En France, le mot a été laché dans les journaux il y a quelques semaines : la France serait en récession. Le consommateur, frappé au porte monnaie, voyant sa cher chère banque lui refuser son crédit, s'en doutait. Seul le gouvernement garde les yeux fermés. Rappelons la définition du mot récession: deux trimestres consécutifs de variation négative du PIB. Deuxième trimestre = -0.4% ; troisième trimestre = -0.1%. Fort de ces chiffres, le gouvernement français refuse de parler de récession, mais de "croissance négative". Quand je vous disais qu'on nous prend pour des idiots. Il faut dire que question communication, l'exemple vient d'en haut. "J'ai été ministre du budget", a déclaré Nicolas Sarkozy, "je sais comment truquer un budget." (sic !) "Là on dit la vérité". Ah... Comme le rapporte Challenges de début octobre, qui tient ses informations d'un ancien ministre qui a gardé ses entrées à Bercy, les hypothèses qui ont fondées la mise en œuvre du budget 2009 correspondent bien aux travaux des prévisionnistes du ministère (inflation = 2% ; baril de pétrole = $100 ; euro à 1,45 dollars). Mais à l'arrivée, les ordinateurs de Bercy faisaient ressortir une prévision de croissance de 0,7% et un déficit public de 3,2% du PIB. Or Eric Woerth et Christine Lagarde ont communiqué les chiffres de 1% de croissance et 2,7% de déficit. J'ai peur en pensant à ce qu'ils auraient été s'ils n'avaient pas décidé de faire un budget sincère ! Peut être 5% de croissance et un excédent budgétaire, la fête au village et des cadeaux pour tout le monde ?

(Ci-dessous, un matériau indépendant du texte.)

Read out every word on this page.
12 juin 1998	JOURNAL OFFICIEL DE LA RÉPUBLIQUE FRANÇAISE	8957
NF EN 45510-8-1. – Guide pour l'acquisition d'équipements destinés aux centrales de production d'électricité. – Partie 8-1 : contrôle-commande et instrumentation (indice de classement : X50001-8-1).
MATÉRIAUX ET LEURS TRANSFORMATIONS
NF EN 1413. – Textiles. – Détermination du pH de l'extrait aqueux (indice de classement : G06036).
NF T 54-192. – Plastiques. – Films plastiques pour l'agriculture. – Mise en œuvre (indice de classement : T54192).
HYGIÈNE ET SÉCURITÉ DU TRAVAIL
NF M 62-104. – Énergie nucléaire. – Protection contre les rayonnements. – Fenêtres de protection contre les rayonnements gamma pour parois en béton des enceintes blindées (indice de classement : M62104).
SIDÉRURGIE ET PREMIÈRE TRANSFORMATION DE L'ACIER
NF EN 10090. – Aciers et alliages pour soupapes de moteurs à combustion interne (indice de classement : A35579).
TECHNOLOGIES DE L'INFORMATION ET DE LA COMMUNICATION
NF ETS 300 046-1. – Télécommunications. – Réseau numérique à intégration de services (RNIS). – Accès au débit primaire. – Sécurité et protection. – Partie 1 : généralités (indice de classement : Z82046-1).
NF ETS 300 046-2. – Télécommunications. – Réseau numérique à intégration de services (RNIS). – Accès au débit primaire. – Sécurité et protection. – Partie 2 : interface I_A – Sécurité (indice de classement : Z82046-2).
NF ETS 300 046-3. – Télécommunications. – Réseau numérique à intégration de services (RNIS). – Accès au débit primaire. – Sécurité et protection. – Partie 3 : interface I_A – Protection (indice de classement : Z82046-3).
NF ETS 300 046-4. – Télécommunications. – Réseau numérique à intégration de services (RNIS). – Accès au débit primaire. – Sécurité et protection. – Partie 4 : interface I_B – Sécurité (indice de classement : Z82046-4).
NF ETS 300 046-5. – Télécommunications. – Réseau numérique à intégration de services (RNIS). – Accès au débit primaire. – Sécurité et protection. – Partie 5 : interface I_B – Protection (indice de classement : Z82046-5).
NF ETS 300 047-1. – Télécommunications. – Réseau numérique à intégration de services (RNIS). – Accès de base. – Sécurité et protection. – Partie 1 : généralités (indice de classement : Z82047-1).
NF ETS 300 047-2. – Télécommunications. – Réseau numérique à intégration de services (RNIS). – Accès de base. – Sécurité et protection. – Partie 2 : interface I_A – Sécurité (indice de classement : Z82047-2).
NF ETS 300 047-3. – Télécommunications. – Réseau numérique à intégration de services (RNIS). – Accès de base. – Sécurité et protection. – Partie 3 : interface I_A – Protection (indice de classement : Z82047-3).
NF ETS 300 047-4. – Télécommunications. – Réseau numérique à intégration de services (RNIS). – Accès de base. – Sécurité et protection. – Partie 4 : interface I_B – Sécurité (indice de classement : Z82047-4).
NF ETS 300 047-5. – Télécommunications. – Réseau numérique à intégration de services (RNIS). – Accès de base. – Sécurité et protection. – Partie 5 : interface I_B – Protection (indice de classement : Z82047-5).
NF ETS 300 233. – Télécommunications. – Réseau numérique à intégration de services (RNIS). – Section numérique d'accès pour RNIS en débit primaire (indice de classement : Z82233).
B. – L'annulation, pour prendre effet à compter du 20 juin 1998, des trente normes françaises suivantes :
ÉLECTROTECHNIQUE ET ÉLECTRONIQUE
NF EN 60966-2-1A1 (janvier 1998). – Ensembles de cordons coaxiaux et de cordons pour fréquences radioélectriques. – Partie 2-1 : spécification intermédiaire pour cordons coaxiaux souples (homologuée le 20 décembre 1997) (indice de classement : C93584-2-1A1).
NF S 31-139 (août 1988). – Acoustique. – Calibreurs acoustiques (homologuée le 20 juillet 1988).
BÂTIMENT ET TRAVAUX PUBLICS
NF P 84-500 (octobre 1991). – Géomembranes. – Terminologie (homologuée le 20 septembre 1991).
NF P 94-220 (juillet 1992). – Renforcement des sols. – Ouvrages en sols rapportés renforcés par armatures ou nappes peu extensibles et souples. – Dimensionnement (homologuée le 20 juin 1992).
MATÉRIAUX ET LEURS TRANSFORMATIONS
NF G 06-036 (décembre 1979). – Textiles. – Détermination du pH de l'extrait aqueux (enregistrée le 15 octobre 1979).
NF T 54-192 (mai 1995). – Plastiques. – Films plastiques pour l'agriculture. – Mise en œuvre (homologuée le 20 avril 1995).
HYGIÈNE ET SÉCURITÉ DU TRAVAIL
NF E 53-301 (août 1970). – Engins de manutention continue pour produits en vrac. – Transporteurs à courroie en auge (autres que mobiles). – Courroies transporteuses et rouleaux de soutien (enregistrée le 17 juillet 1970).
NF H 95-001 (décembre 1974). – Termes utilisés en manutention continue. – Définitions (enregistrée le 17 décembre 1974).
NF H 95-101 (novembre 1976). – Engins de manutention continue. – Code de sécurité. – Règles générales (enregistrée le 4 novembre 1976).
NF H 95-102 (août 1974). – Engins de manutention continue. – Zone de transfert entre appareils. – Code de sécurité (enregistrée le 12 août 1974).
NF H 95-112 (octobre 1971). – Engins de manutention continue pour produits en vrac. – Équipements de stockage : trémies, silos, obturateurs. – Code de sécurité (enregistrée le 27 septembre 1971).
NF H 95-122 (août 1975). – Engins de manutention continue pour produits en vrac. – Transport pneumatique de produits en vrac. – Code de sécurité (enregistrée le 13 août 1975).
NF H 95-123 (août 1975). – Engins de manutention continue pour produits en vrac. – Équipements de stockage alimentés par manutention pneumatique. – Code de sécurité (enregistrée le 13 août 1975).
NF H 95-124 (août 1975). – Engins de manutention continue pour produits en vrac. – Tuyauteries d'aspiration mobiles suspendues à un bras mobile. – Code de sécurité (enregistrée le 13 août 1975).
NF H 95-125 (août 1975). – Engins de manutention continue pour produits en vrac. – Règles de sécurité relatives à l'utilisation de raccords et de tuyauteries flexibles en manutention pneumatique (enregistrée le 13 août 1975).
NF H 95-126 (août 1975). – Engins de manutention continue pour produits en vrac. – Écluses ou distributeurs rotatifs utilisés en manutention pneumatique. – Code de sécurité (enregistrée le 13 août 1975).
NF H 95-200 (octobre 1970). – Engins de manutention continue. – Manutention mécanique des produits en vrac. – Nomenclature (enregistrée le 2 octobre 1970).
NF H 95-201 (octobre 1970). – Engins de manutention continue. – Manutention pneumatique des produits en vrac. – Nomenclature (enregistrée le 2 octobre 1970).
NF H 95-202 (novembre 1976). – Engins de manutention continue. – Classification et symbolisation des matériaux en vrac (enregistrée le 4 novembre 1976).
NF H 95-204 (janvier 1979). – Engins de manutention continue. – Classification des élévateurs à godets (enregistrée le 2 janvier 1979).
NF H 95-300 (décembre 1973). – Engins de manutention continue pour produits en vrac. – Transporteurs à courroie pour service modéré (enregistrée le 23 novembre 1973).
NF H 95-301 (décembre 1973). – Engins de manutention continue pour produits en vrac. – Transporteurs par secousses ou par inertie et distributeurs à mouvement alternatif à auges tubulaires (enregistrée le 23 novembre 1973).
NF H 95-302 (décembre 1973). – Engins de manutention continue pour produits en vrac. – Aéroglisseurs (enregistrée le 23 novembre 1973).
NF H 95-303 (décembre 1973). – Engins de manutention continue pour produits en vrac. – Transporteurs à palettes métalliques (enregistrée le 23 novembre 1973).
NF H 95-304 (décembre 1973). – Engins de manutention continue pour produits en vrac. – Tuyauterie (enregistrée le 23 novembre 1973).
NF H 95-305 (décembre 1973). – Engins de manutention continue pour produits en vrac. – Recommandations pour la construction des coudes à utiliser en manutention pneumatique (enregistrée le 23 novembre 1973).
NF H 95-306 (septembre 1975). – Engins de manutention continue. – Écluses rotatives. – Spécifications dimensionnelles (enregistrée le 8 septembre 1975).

Parlons chiffres d'ailleurs : au début de son second mandat, Jacques Chirac promettait le retour à l'équilibre des finances publiques pour 2007. Son Premier ministre Dominique de Villepin recula la barre à 2010. En début de mandat, Nicolas Sarkozy parlait de 2012. Cette dernière date étant dangereuse (elle correspond à la prochaine campagne présidentielle, or de mémoire d'homme, on n'a jamais vu une réduction des déficits lors des grandes échéances électorales) elle est maintenant repoussée à 2013. D'ici là on aura oublié, et puis de toute façon ce sera un nouveau mandat, de nouvelles promesses (et peut être même un nouveau président, on peut rêver). Bref selon le fameux axiome : "les promesses n'engagent que ceux qui les écoutent", il faut donc conclure de tout cela que lorsqu'un politicien annonce quelque chose, il y a deux hypothèses:
- il est idiot (il devrait savoir qu'il n'en fera rien)
- il vous prend pour un crétin.
Et cela m'inquiète. A force de déguiser les chiffres, de pratiquer la langue de bois, de mentir au citoyen, l'électeur va finir par préférer l'original à la copie. Quand l'homme de parti dit "responsable" (gloups) se croit supérieur et prend ses interlocuteurs pour des ignares, l'extrémiste a le mérite de jouer le jeu de la séduction, de faire savoir que franchement, si vous le rejoignez au moins vous savez pourquoi car c'est lui l'idiot. Et je ne peux que m'associer à 100% aux propos de Jean-Francois Kahn, invité de Parlons net ! (club de la presse d'Internet), pour qui réside là le plus grand danger (n'hésitez pas à regarder au moins les 3 premières minutes, cela donne le ton).
A continuer ainsi, j'en ai peur, si la présidentielle 2002 fut celle de Le Pen, celle de 2012 sera à coup sur celle de Besancenot. Et Nicolas Baverez pourra cette fois ci titrer enfin à juste titre sur la France qui tombe (quant à moi j'en ai marre de voter un coup sur deux uniquement pour faire barrage aux extrèmes !).
[1] Comme en France d'ailleurs, ce qui relativise la portée des politiques des deux pays sur la période.